I CONTATTI COL CAIRO
Sono molte le dichiarazioni della Abdelraman a non aver convinto gli investigatori. A cominciare da quella sul titolo della tesi di dottorato: «L'argomento della ricerca da realizzare al Cairo da Giulio fu una sua scelta libera», ha detto la docente. Una dichiarazione che si incastra male con gli sfoghi raccolti dalla madre del giovane, anche via Skype (e quindi rimasti registrati). Agli investigatori italiani che lavorano in cooperazione con le autorità inglesi, mettendo a frutto la nuova formula di rogatoria rafforzata dell'ordine di investigazione europeo, interessa ricostruire la trama di tutte le conversazioni che la docente ha avuto a proposito del lavoro assegnato a Regeni.
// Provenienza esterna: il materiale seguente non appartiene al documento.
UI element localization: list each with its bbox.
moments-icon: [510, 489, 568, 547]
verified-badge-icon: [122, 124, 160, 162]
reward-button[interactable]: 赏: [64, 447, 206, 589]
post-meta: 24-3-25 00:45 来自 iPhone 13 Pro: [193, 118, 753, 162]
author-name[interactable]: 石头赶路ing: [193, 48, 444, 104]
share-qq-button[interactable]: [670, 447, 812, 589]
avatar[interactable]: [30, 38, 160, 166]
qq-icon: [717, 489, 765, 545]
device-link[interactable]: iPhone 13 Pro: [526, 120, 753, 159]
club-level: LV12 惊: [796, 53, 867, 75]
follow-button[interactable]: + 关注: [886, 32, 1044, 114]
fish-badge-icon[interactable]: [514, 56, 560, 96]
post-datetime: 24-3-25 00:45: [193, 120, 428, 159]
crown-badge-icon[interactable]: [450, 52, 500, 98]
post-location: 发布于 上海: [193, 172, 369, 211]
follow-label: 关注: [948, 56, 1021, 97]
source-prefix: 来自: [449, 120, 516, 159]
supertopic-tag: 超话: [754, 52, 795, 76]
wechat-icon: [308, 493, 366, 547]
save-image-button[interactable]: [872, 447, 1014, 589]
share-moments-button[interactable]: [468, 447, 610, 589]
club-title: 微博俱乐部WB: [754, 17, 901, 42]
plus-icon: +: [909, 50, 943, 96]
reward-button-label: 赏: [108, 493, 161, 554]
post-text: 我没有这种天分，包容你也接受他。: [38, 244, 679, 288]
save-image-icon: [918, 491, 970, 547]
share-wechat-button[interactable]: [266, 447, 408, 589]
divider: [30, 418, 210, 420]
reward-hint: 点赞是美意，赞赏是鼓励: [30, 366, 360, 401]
E, soprattutto, capire cosa abbia detto alla collega Rabab el Mahdi dell'American University del Cairo, docente e attivista molto nota tra gli oppositori di al Sisi che ha affiancato il giovane ricercatore come co-tutor, sebbene lui si fosse apertamente opposto alla scelta di una persona così politicamente esposta.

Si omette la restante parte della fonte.